When water and salts mix at cold temperatures, they create a solid structure called a “hydrate” that is held together by hydrogen bonds. Until recently, sodium chloride, or table salt, was the only known hydrate, with a basic structure of one salt molecule for every two water molecules.
However, scientists have now discovered two new hydrates that are very different from sodium chloride. These compounds have been created by combining two sodium chloride molecules with 17 water molecules and one sodium chloride molecule with 13 water molecules, respectively.
If these high-water hydrates are found across Europa, it could explain why this Jovian moon’s surface and that of others have been found to be more watery than expected. “It has the structure that planetary scientists have been waiting for,” Journaux said.
While subjecting a small sample of salt water to extreme pressure, as much as 25,000 times the normal atmospheric pressure on Earth, a team of researchers discovered the new hydrates. They conducted the experiment by compressing the sample between microscopic diamonds no larger than a grain of sand. As the diamonds were transparent, the team could observe the experiment’s progress through a microscope. The researchers found that one of the hydrate structures remained stable even after the pressure was released.
“We were trying to measure how adding salt would change the amount of ice we could get since salt acts as an antifreeze,” Journaux said. “Surprisingly, when we put the pressure on, what we saw is that these crystals that we were not expecting started growing. It was a very serendipitous discovery.”
The extreme cold and high-pressure conditions that the scientists generated in the laboratory are not typical on Earth, but they exist naturally on Jupiter’s moons. These conditions are enough to create ice sheets that are 3 to 6 miles (5 to 10 kilometers) thick over oceans that are up to a hundred miles deep. In addition, even denser ice could potentially form at the bottom of these oceans.
“Pressure just gets the molecules closer together, so their interaction changes — that is the main engine for diversity in the crystal structures we found,” Journaux said.
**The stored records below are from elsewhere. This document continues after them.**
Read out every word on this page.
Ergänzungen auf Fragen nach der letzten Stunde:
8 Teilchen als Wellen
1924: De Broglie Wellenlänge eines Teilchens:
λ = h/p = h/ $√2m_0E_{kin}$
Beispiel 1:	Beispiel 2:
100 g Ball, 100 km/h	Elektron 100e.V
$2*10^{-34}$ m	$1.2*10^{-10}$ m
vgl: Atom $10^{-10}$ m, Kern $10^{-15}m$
The team’s next step is to create a larger sample of their newly discovered hydrates to conduct a more comprehensive analysis and determine if their chemical structures match the signatures found on icy moons. They will receive assistance from two upcoming missions, one exploring Saturn’s largest moon Titan, and two missions to explore the moons of Jupiter, namely the European Space Agency’s Jupiter Icy Moons Explorer mission (JUICE) and NASA’s Europa Clipper mission. These missions, scheduled for launch between 2023 and 2027, have the primary objective of investigating whether these moons possess the necessary chemistry to sustain life.
“These are the only planetary bodies, other than Earth, where liquid water is stable at geological timescales, which is crucial for the emergence and development of life,” Journaux said. “They are, in my opinion, the best place in our solar system to discover extraterrestrial life, so we need to study their exotic oceans and interiors to better understand how they formed, evolved, and can retain liquid water in cold regions of the solar system, so far away from the sun.”
The discovery of these new types of salty ices with unique hydrate structures has implications beyond planetary science. They could also benefit energy research as hydrates can be utilized for energy storage.
“We have to redo all the fundamental mineralogical science that people did in the 1800s but at high pressure and low temperature,” concluded Journaux. “It is an exciting time.”
The team’s research is published in the Feb. 20 edition of the Proceedings of the National Academy of Sciences.